Cette fois ci, ça va être plus simple, une manière de "souffler" un peu.
Nous allons voir comment on va gérer le temps. En fait, c'est tout simple, nous allons changer légèrement la classe de base et la fonction principale pour donner aux objets mis à jour des informations sur l'écoulement du temps, comme le moment de leur dernière mise à jour, etc etc.
Ça peut être très utile, on ne va donc pas s'en priver. Au passage, nous offrirons la possibilité de limiter les FPS de notre jeu.
C'est parti !!! :D
Oui, nous allons considérer le temps comme un évènement, ces notions sont liées.
Nous allons donc tout naturellement déléguer la gestion du temps au gestionnaire d'évènements.
Nous n'avons besoin que d'une méthode à rajouter : celle qui indique depuis combien de millisecondes le programme est lancé.
A partir de là les autres objets du jeu pourront sans problèmes faire leur gestion.
Bon, il suffit de déléguer le travail à la SDL (elle est là pour faire le sale boulot, nous on encapsule).
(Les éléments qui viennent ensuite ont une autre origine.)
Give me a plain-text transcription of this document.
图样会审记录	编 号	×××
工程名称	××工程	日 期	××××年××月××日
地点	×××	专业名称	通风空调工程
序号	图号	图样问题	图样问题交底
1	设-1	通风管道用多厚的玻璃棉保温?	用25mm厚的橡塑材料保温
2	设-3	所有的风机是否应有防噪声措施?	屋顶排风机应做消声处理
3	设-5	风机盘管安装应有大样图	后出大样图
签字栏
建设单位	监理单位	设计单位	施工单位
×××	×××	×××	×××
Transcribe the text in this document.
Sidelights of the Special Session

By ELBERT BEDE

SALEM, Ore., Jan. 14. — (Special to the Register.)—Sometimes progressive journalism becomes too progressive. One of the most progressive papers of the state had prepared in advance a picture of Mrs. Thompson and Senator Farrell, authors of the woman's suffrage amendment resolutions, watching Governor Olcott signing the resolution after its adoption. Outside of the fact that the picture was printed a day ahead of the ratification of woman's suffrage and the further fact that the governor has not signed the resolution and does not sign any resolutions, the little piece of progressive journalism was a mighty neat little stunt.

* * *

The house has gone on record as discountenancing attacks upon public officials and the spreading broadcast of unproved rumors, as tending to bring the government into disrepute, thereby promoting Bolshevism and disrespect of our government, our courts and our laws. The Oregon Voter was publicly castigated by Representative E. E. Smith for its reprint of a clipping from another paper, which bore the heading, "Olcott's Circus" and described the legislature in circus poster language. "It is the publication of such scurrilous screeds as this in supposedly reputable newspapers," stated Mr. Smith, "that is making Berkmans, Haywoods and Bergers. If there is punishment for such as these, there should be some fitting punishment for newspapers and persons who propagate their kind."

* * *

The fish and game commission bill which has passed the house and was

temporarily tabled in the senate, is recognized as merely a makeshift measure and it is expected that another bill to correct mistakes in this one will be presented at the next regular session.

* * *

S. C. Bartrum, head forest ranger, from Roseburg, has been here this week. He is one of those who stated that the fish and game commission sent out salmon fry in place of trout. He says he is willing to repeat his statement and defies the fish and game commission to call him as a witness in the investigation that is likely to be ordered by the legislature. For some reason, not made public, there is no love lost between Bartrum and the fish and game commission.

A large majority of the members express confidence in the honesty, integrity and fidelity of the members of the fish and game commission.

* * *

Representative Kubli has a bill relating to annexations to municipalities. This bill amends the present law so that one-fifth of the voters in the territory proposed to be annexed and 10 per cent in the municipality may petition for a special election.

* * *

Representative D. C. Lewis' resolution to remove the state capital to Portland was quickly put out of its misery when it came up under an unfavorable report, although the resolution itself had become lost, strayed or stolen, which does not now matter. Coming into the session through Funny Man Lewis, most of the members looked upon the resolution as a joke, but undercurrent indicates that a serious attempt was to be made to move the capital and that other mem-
Il suffit donc de retourner la valeur de SDL_GetTicks.
C'est tellement simple que vous n'avez probablement pas besoin de code, bien que vous pouvez consulter la branche pédagogique du KGG pour voir comment nous gérons cela.
Vous pouvez si vous le désirez, implémenter une sorte de timer : une méthode qui prend en paramètre un pointeur de fonction et un nombre de millisecondes, de manière à ce que la fonction soit lancée N millisecondes plus tard.
Pour cela, vous aurez besoin d'une liste chaînée (je vous renvoie au cours les traitant) de type Tâche, une Tâche représentant la fonction à lancer et le moment où la lancer.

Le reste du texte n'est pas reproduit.